O hat-trick de Cristiano Ronaldo ao Atletico Madrid, na primeira mão das meias-finais da Liga dos Campeões, fez mais do que escancarar as portas da final de Cardiff ao Real Madrid – aquilo a que assistimos foi ao goleador português a colocar a mão em cima de mais uma Bola de Ouro e praticamente a assegurar a igualdade a cinco com Leo Messi. Argumentarão muitos que ainda é cedo, que só estamos em Maio e que o argentino até foi a estrela maior do clássico Real-Barça de há semana e meia, mas estas coisas têm timings e eventos próprios para se decidirem. E o timing e o evento exatos são estes.

Ronaldo nem tem estado a fazer uma época tão boa como as anteriores, nem sequer como algumas nas quais não chegou à Bola de Ouro, sobretudo porque nessas desperdiçava muitas vezes trunfos quando eles eram menos necessários. Com menos golos, com menos jogos, com menos influência numa equipa que até já faz algumas partidas internas sem ele por opção, para Ronaldo está a aparecer nesta fase final da época cheio de energia e de capacidade para resolver os jogos mais importantes.

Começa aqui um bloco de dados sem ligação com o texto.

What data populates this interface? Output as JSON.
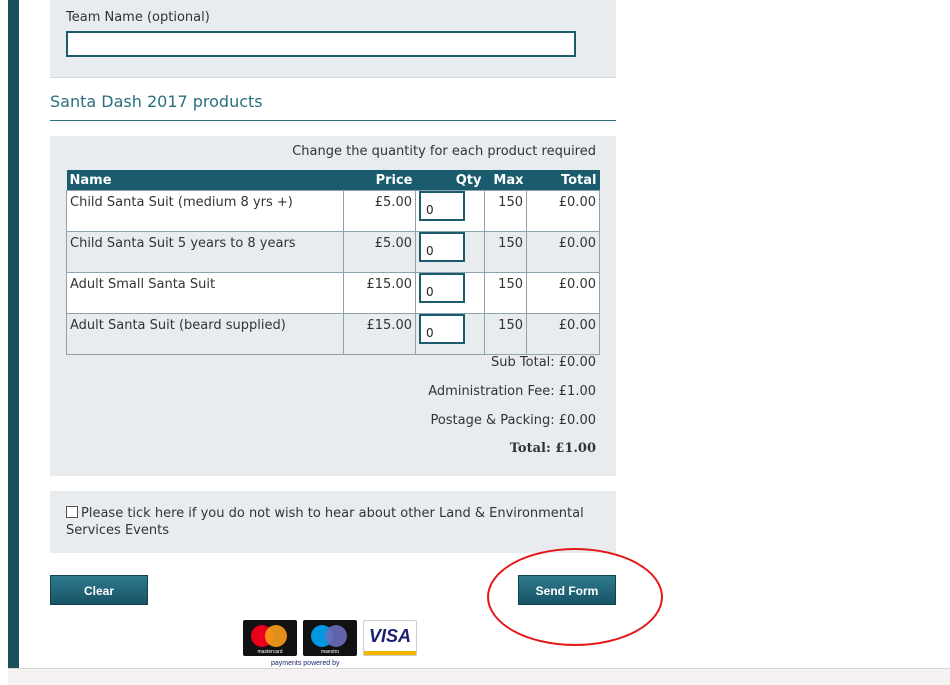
{
  "team": {
    "label": "Team Name (optional)",
    "value": ""
  },
  "products_section": {
    "title": "Santa Dash 2017 products",
    "instruction": "Change the quantity for each product required",
    "columns": {
      "name": "Name",
      "price": "Price",
      "qty": "Qty",
      "max": "Max",
      "total": "Total"
    },
    "rows": [
      {
        "name": "Child Santa Suit (medium 8 yrs +)",
        "price": "£5.00",
        "qty": "0",
        "max": "150",
        "total": "£0.00"
      },
      {
        "name": "Child Santa Suit 5 years to 8 years",
        "price": "£5.00",
        "qty": "0",
        "max": "150",
        "total": "£0.00"
      },
      {
        "name": "Adult Small Santa Suit",
        "price": "£15.00",
        "qty": "0",
        "max": "150",
        "total": "£0.00"
      },
      {
        "name": "Adult Santa Suit (beard supplied)",
        "price": "£15.00",
        "qty": "0",
        "max": "150",
        "total": "£0.00"
      }
    ],
    "summary": {
      "subtotal": "Sub Total: £0.00",
      "admin_fee": "Administration Fee: £1.00",
      "postage": "Postage & Packing: £0.00",
      "total": "Total: £1.00"
    }
  },
  "optout": {
    "label": "Please tick here if you do not wish to hear about other Land & Environmental Services Events",
    "checked": false
  },
  "buttons": {
    "clear": "Clear",
    "send": "Send Form"
  },
  "payment": {
    "mastercard_label": "mastercard",
    "maestro_label": "maestro",
    "visa_label": "VISA",
    "powered_by": "payments powered by"
  },
  "colors": {
    "accent": "#1a5c6e",
    "panel_bg": "#e8ecef",
    "highlight": "#e51616"
  }
}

Fez cinco golos em dois jogos ao Bayern nos quartos-de-final da Liga dos Campeões, já vai com três na primeira mão das meias-finais, contra o Atlético, e ainda tem a segunda mão, provavelmente a final de Cardiff e a Taça das Confederações para dar o remate final na candidatura.

Em contrapartida, o que sobra a Messi ou Neymar? Podem até ser campeões espanhóis – ainda que o Real esteja no lugar do condutor e mantenha a maior dose de favoritismo, mesmo tendo perdido o clássico – mas estão fora da Europa e nem Argentina nem Brasil vão figurar na Taça das Confederações. Messi pode até ganhar a Bota de Ouro – segue na frente, pelo menos… – e arrancar na próxima época em grande estilo e com muitos golos na fase de grupos da Liga dos Campeões. Mas o que vale uma fase de grupos? Esta Bola de Ouro, Messi já dificilmente poderá ganhá-la. Só Ronaldo é que pode perdê-la.